A Strategic Response
In the context of the climate catastrophe that now confronts us, where is the Australian movement for a Green New Deal that is finding voice elsewhere? Hundreds of thousands of people see and feel the need for a radical alternative, yet a concrete political platform that can rally progressives is so far lacking.
Most socialists can agree that a new party is the goal, but the path to that end remains elusive. In order to chart a way out of this cul-de-sac, we need to think in terms of medium-term political institutions — groups, organizations, collectives, alliances, and parties — through which we can develop a left hegemony and an alternative worldview complete with priorities, values, and political demands.
The life cycle of protest movements gives us a clue how: at the outset of a movement, the “subjective moment” comes to the fore as we feel the urgency of this rally, or that protest, and we affirm that, above all, we must have more demonstrations.
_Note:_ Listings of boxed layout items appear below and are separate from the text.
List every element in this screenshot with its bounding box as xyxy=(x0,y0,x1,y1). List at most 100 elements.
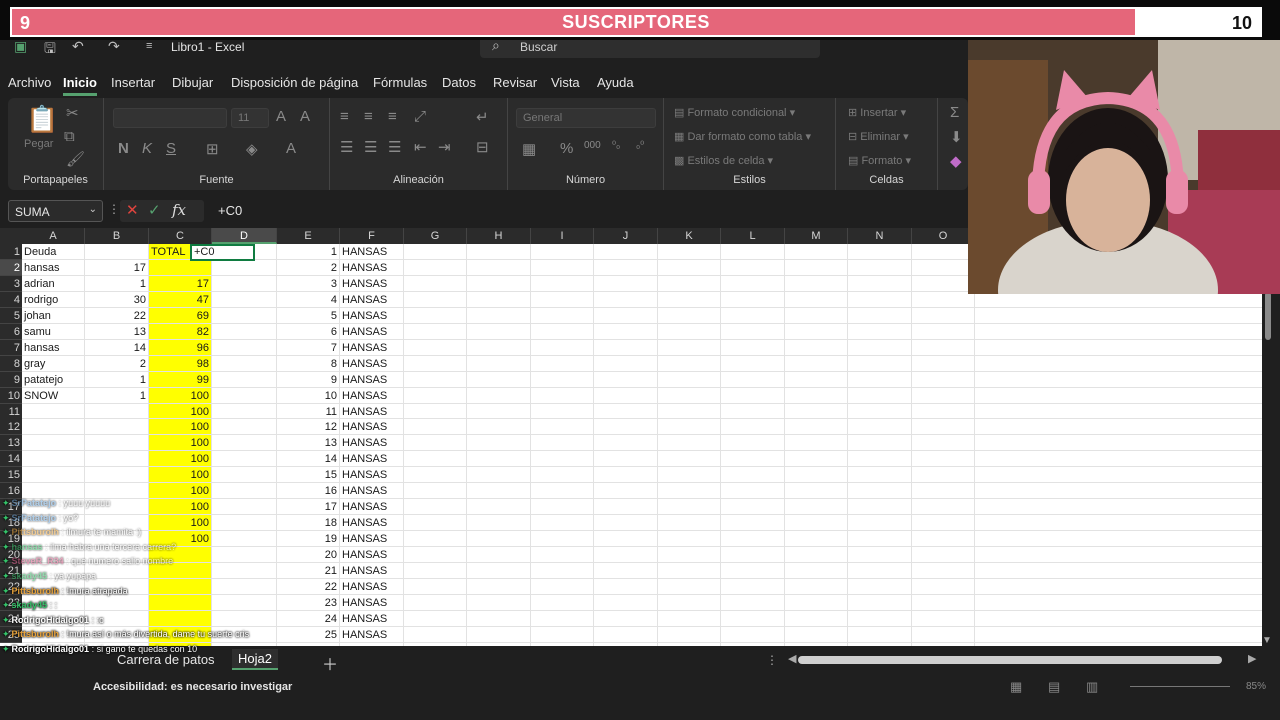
save-icon[interactable]: 🖫 xyxy=(44,38,56,62)
cell-a1[interactable]: Deuda xyxy=(22,244,85,260)
cell-f16[interactable]: HANSAS xyxy=(340,483,404,499)
cell-f6[interactable]: HANSAS xyxy=(340,324,404,340)
cell-c6[interactable]: 82 xyxy=(149,324,212,340)
row-header-1[interactable]: 1 xyxy=(0,244,22,260)
cell-f11[interactable]: HANSAS xyxy=(340,404,404,420)
cell-a2[interactable]: hansas xyxy=(22,260,85,276)
cell-e6[interactable]: 6 xyxy=(277,324,340,340)
cell-e5[interactable]: 5 xyxy=(277,308,340,324)
merge-icon[interactable]: ⊟ xyxy=(476,138,489,156)
tab-archivo[interactable]: Archivo xyxy=(8,75,51,90)
cell-a3[interactable]: adrian xyxy=(22,276,85,292)
cell-e1[interactable]: 1 xyxy=(277,244,340,260)
format-painter-icon[interactable]: 🖌 xyxy=(66,150,85,168)
chat-username[interactable]: skady45 xyxy=(12,600,48,610)
cell-b2[interactable]: 17 xyxy=(85,260,149,276)
cell-e8[interactable]: 8 xyxy=(277,356,340,372)
cell-b10[interactable]: 1 xyxy=(85,388,149,404)
cell-f4[interactable]: HANSAS xyxy=(340,292,404,308)
cell-f3[interactable]: HANSAS xyxy=(340,276,404,292)
column-header-f[interactable]: F xyxy=(340,228,404,244)
cell-b4[interactable]: 30 xyxy=(85,292,149,308)
cell-a4[interactable]: rodrigo xyxy=(22,292,85,308)
cell-b8[interactable]: 2 xyxy=(85,356,149,372)
insert-cells-button[interactable]: ⊞ Insertar ▾ xyxy=(848,106,906,119)
row-header-8[interactable]: 8 xyxy=(0,355,22,372)
cell-f12[interactable]: HANSAS xyxy=(340,419,404,435)
align-center-icon[interactable]: ☰ xyxy=(364,138,377,156)
row-header-2[interactable]: 2 xyxy=(0,259,22,276)
cell-f25[interactable]: HANSAS xyxy=(340,627,404,643)
outdent-icon[interactable]: ⇥ xyxy=(438,138,451,156)
cell-e4[interactable]: 4 xyxy=(277,292,340,308)
horizontal-scrollbar[interactable] xyxy=(798,656,1222,664)
cell-f8[interactable]: HANSAS xyxy=(340,356,404,372)
column-header-d[interactable]: D xyxy=(212,228,277,244)
cell-e13[interactable]: 13 xyxy=(277,435,340,451)
autosum-icon[interactable]: Σ xyxy=(950,104,959,121)
delete-cells-button[interactable]: ⊟ Eliminar ▾ xyxy=(848,130,909,143)
cell-f22[interactable]: HANSAS xyxy=(340,579,404,595)
column-header-g[interactable]: G xyxy=(404,228,467,244)
row-header-7[interactable]: 7 xyxy=(0,339,22,356)
column-header-n[interactable]: N xyxy=(848,228,912,244)
align-right-icon[interactable]: ☰ xyxy=(388,138,401,156)
cell-f17[interactable]: HANSAS xyxy=(340,499,404,515)
wrap-text-icon[interactable]: ↵ xyxy=(476,108,489,126)
percent-icon[interactable]: % xyxy=(560,140,573,157)
cell-e15[interactable]: 15 xyxy=(277,467,340,483)
bold-button[interactable]: N xyxy=(118,140,129,157)
active-cell-d2[interactable]: +C0 xyxy=(190,244,255,261)
cell-f21[interactable]: HANSAS xyxy=(340,563,404,579)
cell-f24[interactable]: HANSAS xyxy=(340,611,404,627)
chat-username[interactable]: Pittsburolh xyxy=(12,527,60,537)
cell-e7[interactable]: 7 xyxy=(277,340,340,356)
fill-color-icon[interactable]: ◈ xyxy=(246,140,258,158)
column-header-h[interactable]: H xyxy=(467,228,531,244)
zoom-level[interactable]: 85% xyxy=(1246,681,1266,692)
copy-icon[interactable]: ⧉ xyxy=(64,128,75,145)
cell-f14[interactable]: HANSAS xyxy=(340,451,404,467)
column-header-a[interactable]: A xyxy=(22,228,85,244)
accounting-icon[interactable]: ▦ xyxy=(522,140,536,158)
cell-f13[interactable]: HANSAS xyxy=(340,435,404,451)
cell-f1[interactable]: HANSAS xyxy=(340,244,404,260)
column-header-c[interactable]: C xyxy=(149,228,212,244)
cell-c15[interactable]: 100 xyxy=(149,467,212,483)
cancel-icon[interactable]: ✕ xyxy=(126,201,139,219)
cell-f19[interactable]: HANSAS xyxy=(340,531,404,547)
cell-b6[interactable]: 13 xyxy=(85,324,149,340)
page-break-icon[interactable]: ▥ xyxy=(1086,679,1098,695)
format-table-button[interactable]: ▦ Dar formato como tabla ▾ xyxy=(674,130,811,143)
chat-username[interactable]: SrPatatejo xyxy=(12,498,57,508)
cell-b3[interactable]: 1 xyxy=(85,276,149,292)
row-header-3[interactable]: 3 xyxy=(0,275,22,292)
cell-f18[interactable]: HANSAS xyxy=(340,515,404,531)
cell-e2[interactable]: 2 xyxy=(277,260,340,276)
conditional-format-button[interactable]: ▤ Formato condicional ▾ xyxy=(674,106,795,119)
column-header-l[interactable]: L xyxy=(721,228,785,244)
confirm-icon[interactable]: ✓ xyxy=(148,201,161,219)
cell-b5[interactable]: 22 xyxy=(85,308,149,324)
cell-c9[interactable]: 99 xyxy=(149,372,212,388)
row-header-11[interactable]: 11 xyxy=(0,403,22,420)
cell-a9[interactable]: patatejo xyxy=(22,372,85,388)
cell-e10[interactable]: 10 xyxy=(277,388,340,404)
page-layout-icon[interactable]: ▤ xyxy=(1048,679,1060,695)
cell-c14[interactable]: 100 xyxy=(149,451,212,467)
tab-vista[interactable]: Vista xyxy=(551,75,580,90)
cell-c3[interactable]: 17 xyxy=(149,276,212,292)
cell-a10[interactable]: SNOW xyxy=(22,388,85,404)
sheet-options-icon[interactable]: ⋮ xyxy=(766,653,778,667)
cell-c5[interactable]: 69 xyxy=(149,308,212,324)
row-header-4[interactable]: 4 xyxy=(0,291,22,308)
align-bottom-icon[interactable]: ≡ xyxy=(388,108,397,125)
number-format-box[interactable]: General xyxy=(516,108,656,128)
undo-icon[interactable]: ↶ xyxy=(72,38,84,55)
paste-icon[interactable]: 📋 xyxy=(26,104,58,135)
increase-decimal-icon[interactable]: ⁰₀ xyxy=(612,140,620,151)
cell-c13[interactable]: 100 xyxy=(149,435,212,451)
clear-icon[interactable]: ◆ xyxy=(950,152,962,170)
row-header-15[interactable]: 15 xyxy=(0,467,22,484)
paste-label[interactable]: Pegar xyxy=(24,138,53,150)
When exhausted, we fall back on waiting for a brighter day when the “objective conditions” will swing in our favor.
By contrast, medium-term strategic thinking helps navigate this dualism. In order to measure the objective results of our subjective efforts, we must think not in terms of an urgent now or an unknown future, but in terms of a few years or a decade.
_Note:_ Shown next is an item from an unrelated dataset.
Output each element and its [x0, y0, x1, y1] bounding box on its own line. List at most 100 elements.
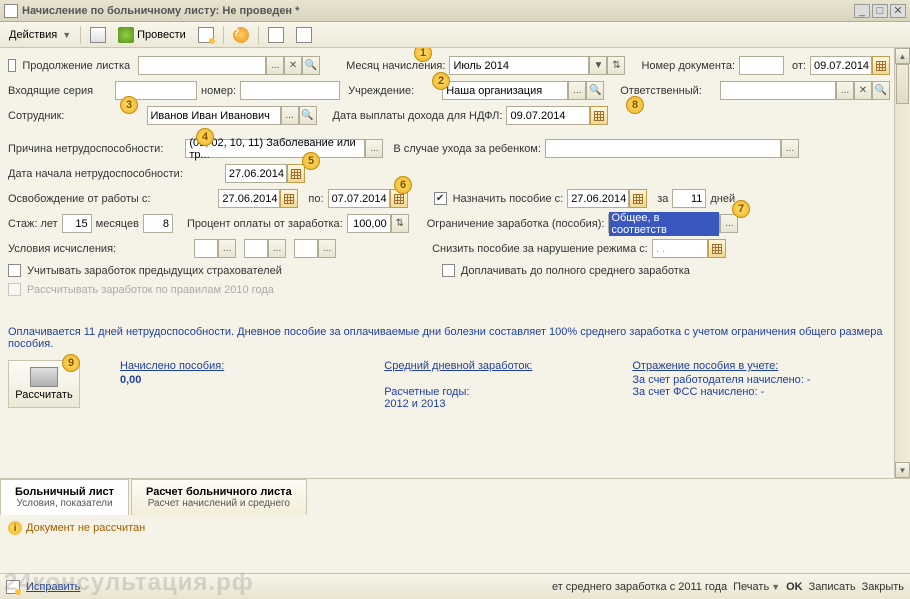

The form and content of our medium-term goals will doubtless change, depending on the context. These might include proto-party formations or coalitions (such as the Victorian Socialists), as well as united-front movement committees, alliances of left trade unions, radical student groups, artist collectives, publications, and others. Rebuilding the Left will likely involve a diverse organizational ecology. Uni Students for Climate Justice is a very new group, and its political composition and membership are not yet clear. Even so, it was able to call the rallies around the nation. This is precisely the type of development needed.
All this will ultimately require long and painstaking work. But the alternative is unimaginably worse. Recall the photograph of a young kangaroo that died while trying to pass through a wire fence — it looked a plaster cast of a Roman killed at Pompeii, caught forever in a final moment. It’s perhaps the most devastating photograph to emerge from the crisis so far. But this kangaroo was just one of an estimated billion or more animals killed in the megafires. Some species are already likely extinct, entire ecosystems destroyed.
The size, anger, and determination of the January 10 demonstrations made it clear. The political will to fight against this apocalyptic future exists. The question remains: Will the socialist left find a strategic path that allows us to channel this anger and determination into lasting, systemic change?